I think my family would be upset if they knew that I am not sure that Gram has Jesus living in her heart, or that I had doubts about whether she will be going to heaven when she dies.
I am taking a risk of their reading this, and getting upset with me, just by posting it, but at the same time....
...well, this blog has been a safe place to pour out my heart before. I am going to risk it again here, and pray that God will bring understanding and unity in Him in all my family.
I am afraid that if they read this, I will sound very judgmental and fundamental to my family.
I love them so very much. I am not judging them, or Gram. I just want them to know, really know, where they are going to be when they die.
Maybe I am fundamental.... in that I believe that God gives everyone a will, and the chance to choose whether they want life with God or life without Him. I believe that God loves everyone of us and wants us all to be with Him, otherwise He wouldn't have sent Jesus to die on the cross to make the way open for us to be with Him.

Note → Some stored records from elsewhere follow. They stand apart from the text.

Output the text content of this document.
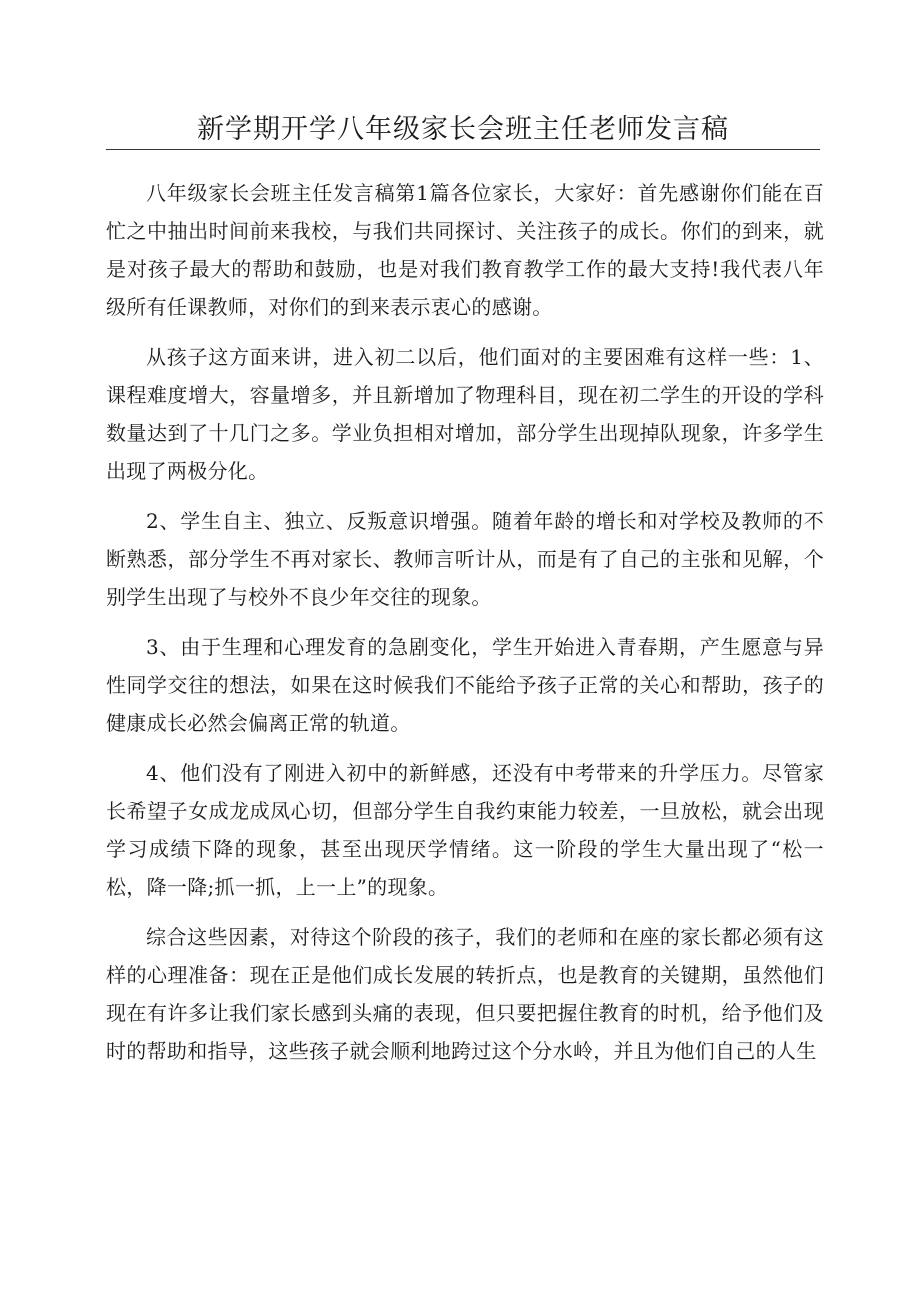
新学期开学八年级家长会班主任老师发言稿

八年级家长会班主任发言稿第1篇各位家长，大家好：首先感谢你们能在百忙之中抽出时间前来我校，与我们共同探讨、关注孩子的成长。你们的到来，就是对孩子最大的帮助和鼓励，也是对我们教育教学工作的最大支持!我代表八年级所有任课教师，对你们的到来表示衷心的感谢。

从孩子这方面来讲，进入初二以后，他们面对的主要困难有这样一些：1、课程难度增大，容量增多，并且新增加了物理科目，现在初二学生的开设的学科数量达到了十几门之多。学业负担相对增加，部分学生出现掉队现象，许多学生出现了两极分化。

2、学生自主、独立、反叛意识增强。随着年龄的增长和对学校及教师的不断熟悉，部分学生不再对家长、教师言听计从，而是有了自己的主张和见解，个别学生出现了与校外不良少年交往的现象。

3、由于生理和心理发育的急剧变化，学生开始进入青春期，产生愿意与异性同学交往的想法，如果在这时候我们不能给予孩子正常的关心和帮助，孩子的健康成长必然会偏离正常的轨道。

4、他们没有了刚进入初中的新鲜感，还没有中考带来的升学压力。尽管家长希望子女成龙成凤心切，但部分学生自我约束能力较差，一旦放松，就会出现学习成绩下降的现象，甚至出现厌学情绪。这一阶段的学生大量出现了“松一松，降一降;抓一抓，上一上”的现象。

综合这些因素，对待这个阶段的孩子，我们的老师和在座的家长都必须有这样的心理准备：现在正是他们成长发展的转折点，也是教育的关键期，虽然他们现在有许多让我们家长感到头痛的表现，但只要把握住教育的时机，给予他们及时的帮助和指导，这些孩子就会顺利地跨过这个分水岭，并且为他们自己的人生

All we have to do is accept, receive, the sacrifice Jesus made, seek forgiveness from Him for the wrongs we have done.... and commit our hearts and lives to Him. It doesn't matter how long or short we have to live.
If my family has done that, oh I want to praise God with them for that!
If they haven't, how I pray that they would!
If Gram hasn't done that, made a choice for God in her 95 years, I want her to have that choice clearly presented to her in these last weeks she has on this earth, in this body.
Maybe she will ask Jesus to forgive her, and accept Him into her heart.
Maybe she already has.
Maybe it will be through someone else who has spoken to her.
Maybe someone already has.
Maybe it will be me.
Maybe it will be someone else ministering to her these last days.
I don't know.
I just hate the thought that she is holding out a hope of something new or different, when she could be holding onto Jesus, knowing He is holding her, with His peace and assurance inside of her.
I am praying that anything I sensed yesterday wasn't true, and that she truly has a living faith in Christ.
Please pray for me. Pray for my family. Pray for Gram (Jean). Pray that I have the opportunity to talk to her, or pray with her (or both) before she dies.